Appendicitis was once a lethal disease, in the range of 85% of individuals who also had a perforation. Reducing that case fatality rate to negligible was one of surgery’s first triumphs. Antibiotics played a supporting role. But a few years ago, physicians treating diverticulitis had a new thought. Diverticulitis is an inflammation of abnormal “outpouchings” of the large intestine and, from a pathophysiological point of view, is essentially “appendicitis” in the large intestine. Medical management of diverticulitis begins with antibiotic therapy, not surgery. A rising tide of physicians believes appendicitis is managed just as well with antibiotics as the knife. There are a series of ongoing studies testing that belief, and at this juncture, treating selected cases of appendicitis initially with antibiotics has proven “non-inferior” to surgical management.

In the current study, researchers were interested in whether the patient's beliefs of the efficacy of antibiotic therapy before they began treatment affected their outcomes. Their data came from the Comparison of Outcomes of Antibiotic Drugs and Appendectomy trial (CODA) – the same study that showed that antibiotics were “non-inferior.” One thousand five hundred fifty-two patients were randomly assigned to treatment by surgery or antibiotics; the current study looks at a subset of those treated with antibiotics who expressed their belief about the efficacy of antibiotics before they began treatment. All participants were shown a video or read a pamphlet explaining the outcomes and risks of their participation.

Of 776 patients treated primarily with antibiotics, 425 were unaware of their randomized treatment before completing a questionnaire regarding their faith in antibiotic therapy.
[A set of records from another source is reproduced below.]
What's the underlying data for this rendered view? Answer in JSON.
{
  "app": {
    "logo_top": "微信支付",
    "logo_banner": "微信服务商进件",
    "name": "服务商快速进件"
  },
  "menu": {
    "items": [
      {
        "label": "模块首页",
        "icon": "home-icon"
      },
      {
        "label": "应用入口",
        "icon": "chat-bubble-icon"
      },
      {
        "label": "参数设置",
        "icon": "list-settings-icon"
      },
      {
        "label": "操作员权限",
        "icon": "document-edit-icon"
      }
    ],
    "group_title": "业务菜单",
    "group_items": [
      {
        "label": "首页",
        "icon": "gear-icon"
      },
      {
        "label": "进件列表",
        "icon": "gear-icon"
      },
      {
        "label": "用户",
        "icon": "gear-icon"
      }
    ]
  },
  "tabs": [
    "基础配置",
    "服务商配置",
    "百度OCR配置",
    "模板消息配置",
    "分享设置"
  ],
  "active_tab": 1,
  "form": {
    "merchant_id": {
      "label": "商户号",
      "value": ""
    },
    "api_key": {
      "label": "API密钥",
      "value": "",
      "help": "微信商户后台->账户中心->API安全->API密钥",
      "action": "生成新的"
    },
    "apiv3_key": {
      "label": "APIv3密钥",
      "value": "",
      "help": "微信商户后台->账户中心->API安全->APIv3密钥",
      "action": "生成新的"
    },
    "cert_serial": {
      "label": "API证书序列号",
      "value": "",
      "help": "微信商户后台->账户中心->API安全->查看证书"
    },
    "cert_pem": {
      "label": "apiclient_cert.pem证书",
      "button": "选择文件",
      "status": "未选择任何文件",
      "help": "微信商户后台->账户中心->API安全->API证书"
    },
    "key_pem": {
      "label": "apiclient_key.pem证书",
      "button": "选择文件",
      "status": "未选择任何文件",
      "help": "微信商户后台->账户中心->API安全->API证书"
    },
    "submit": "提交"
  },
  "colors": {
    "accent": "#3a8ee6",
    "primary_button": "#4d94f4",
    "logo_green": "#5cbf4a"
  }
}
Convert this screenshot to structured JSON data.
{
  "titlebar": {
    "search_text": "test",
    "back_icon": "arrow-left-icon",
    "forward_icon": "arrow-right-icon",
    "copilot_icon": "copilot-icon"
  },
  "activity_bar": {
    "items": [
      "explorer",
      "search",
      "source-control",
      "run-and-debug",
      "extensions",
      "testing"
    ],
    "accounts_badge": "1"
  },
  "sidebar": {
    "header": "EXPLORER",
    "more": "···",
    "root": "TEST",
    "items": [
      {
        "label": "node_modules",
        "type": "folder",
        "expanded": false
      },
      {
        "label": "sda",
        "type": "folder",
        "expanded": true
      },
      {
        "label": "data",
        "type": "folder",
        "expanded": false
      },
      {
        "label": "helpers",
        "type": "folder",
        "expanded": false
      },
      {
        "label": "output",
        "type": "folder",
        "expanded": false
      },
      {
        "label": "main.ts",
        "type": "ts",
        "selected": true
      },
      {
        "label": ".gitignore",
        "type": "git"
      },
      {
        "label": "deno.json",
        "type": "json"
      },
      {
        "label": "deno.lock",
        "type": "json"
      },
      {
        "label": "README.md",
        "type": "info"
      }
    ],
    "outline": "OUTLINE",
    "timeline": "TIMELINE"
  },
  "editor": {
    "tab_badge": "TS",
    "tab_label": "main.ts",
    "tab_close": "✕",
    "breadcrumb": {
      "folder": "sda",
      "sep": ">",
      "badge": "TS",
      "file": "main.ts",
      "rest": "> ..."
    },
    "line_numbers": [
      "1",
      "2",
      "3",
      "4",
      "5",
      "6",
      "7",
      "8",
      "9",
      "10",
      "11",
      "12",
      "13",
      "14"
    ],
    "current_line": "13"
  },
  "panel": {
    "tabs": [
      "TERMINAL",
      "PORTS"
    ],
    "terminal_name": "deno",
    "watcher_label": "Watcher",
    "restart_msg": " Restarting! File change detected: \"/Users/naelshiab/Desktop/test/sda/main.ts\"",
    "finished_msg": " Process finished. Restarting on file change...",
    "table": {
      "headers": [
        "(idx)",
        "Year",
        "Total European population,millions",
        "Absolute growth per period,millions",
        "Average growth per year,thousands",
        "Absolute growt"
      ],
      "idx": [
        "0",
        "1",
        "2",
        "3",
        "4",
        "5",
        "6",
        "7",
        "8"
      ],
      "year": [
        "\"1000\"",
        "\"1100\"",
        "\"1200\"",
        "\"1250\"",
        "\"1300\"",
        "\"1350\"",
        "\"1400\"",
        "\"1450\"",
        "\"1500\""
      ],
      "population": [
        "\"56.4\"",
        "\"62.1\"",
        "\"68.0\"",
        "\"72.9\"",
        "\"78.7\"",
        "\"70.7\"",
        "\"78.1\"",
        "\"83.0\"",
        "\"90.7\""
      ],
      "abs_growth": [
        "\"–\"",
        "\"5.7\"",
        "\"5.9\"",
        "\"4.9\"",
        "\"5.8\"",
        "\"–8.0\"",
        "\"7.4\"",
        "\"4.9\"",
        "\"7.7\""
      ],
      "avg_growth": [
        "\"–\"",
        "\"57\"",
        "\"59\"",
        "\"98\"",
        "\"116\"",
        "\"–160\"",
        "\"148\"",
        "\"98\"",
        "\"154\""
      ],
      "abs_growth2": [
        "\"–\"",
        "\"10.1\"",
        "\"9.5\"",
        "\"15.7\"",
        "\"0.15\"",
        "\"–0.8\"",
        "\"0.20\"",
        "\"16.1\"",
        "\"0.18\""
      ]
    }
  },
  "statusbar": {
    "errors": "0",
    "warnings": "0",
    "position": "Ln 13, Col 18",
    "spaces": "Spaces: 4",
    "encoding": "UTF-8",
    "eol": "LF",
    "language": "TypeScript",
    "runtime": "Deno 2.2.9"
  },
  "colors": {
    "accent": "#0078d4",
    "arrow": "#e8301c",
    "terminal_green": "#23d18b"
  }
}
This was the study group: mean age 38.5, 65% male, 45% Hispanic, 62% White, 7% Black, and 5% Asian. Roughly a quarter were “unsure” of the antibiotic’s efficacy, half were “intermediate” – plus-minus, and the remaining quarter assured of the antibiotic’s complete success.

  • Increasing signs (objective findings) and symptoms (subjective findings) of perforation, a significant complication of appendicitis, and diverticulitis resulted in those in the antibiotic arm of the CODA trial undergoing an appendectomy. This occurred in 20% of patients in the antibiotic-first group. For those unsure of antibiotic therapy, the rate of appendectomy was 28%; for the intermediate, the rate was 19%; and for the supremely confident, 14%.
  • The degree of belief was also associated with those “patient-reported persistent signs and symptoms.” The overall persistence of symptoms was 33% over 30-days. For the unsure, 47% experienced persistent symptoms, and for those intermediate and confident 30%.

What is the underlying mechanism?

Good question. As the researcher report, “it remains to be determined.” We might best attribute it to a placebo effect. A deeper look into the data does make that suggestion.

The table above shows patient-reported persistent symptoms. The intermediate and “true” believers reported fewer symptoms. At least two persistent symptoms, abdominal tenderness and pain are significant determinants of the need for surgical intervention. They also are somewhat subjective. Pain and perhaps to a lesser degree tenderness are "in the mind of the beholder" so it is certainly possible that those with greater faith "experienced" less of these subjective findings.  

An accompanying editorial had this to say,

“Many molecular-level interactions must be accounted for in order to identify the determinants that are causally responsible for the observed clinical effect. These include the attitudes of the physicians, nurses, family members, etc, the pheromones they emit and share with one another, how these transferred signals are received and responded to, and how this giant “interactome” mechanistically influences outcome.”

I would not be as harsh; in fact, I am unsure whether the “attitudes of the physicians” can ever be meaningfully expressed as molecular-level interactions. This seems to be a weak (at best) linkage; as an old-school clinician, I am more willing to ascribe the findings to a patient's faith in their physician's treatment plan. The reductionists can continue to look for molecular interactions.